Only slowly have residents like some in North Melbourne and Flemington been brought back into the voting fold. They may make a difference at this election along with increased numbers of residents in central city apartments, if they vote. Commuters who spend most of their working lives in the CBD and care about it but live in the suburbs are denied a vote. Yet even as the State Government gutted the MCC and rendered it ineffective with the perpetual threat of dismissal now and again it made waves. Greens and maverick conservative councilors were not happy with John So blowing the City’s $300 million plus budget on junkets, self-promotion and development projects of dubious worth to the ratepayers like the new business serving World Trade Centre.
But John So remained popular with Spring Street.
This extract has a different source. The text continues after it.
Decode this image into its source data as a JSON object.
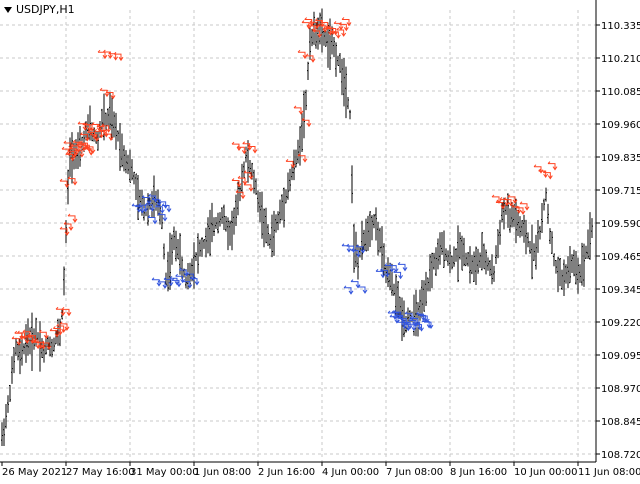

Importantly, he never questioned State Government policy (or the lack of it in urban affairs) or raised disturbing issues for the citizens. Yet he infuriated Council colleagues with his non-attendance at committees and lackof interest in administration and urban affairs. The development of new planning policies and a vision for Melbourne was something for others.
Maybe that’s what the citizens and certainly the government wanted. Local Labor Federal member Lindsay Tanner and State member Bronwyn Pike are on record at the time of the last elections in 2004 as saying the Council it must be doing a good job if you don’t hear much about it. But with metropolitan planning and transport emerging as battleground issues for the forthcoming State election in 2010 the MCC elections could be a test of influence for the Green opposition, even given the extent to which the cards are stacked against them with the electoral system and the franchise.
With candidates still weighing their options and preference deals the focus is still on John So. If he leaves any legacy or example it is perhaps one of smiling inactivity and spin as issues of conservation, environmental challenge, financial accountability and public amenity that would have hit the headlines in previous years were swept under the carpet or simply aside. In the coming weeks Melburnians may consider whether the Lord Mayor’s position is just a ribbon cutting role? Or, does the incumbent need to have something to say about the future of our city, about public transport, about the arts and heritage, about the environment and planning for the future and the health and well-being of the city? Perhaps in the coming weeks we shall hear something from the candidates. Perhaps we will discover whether we are entering into a new post-John So era for the City Council with an articulate and engaged Lord Mayor or whether it is business as usual.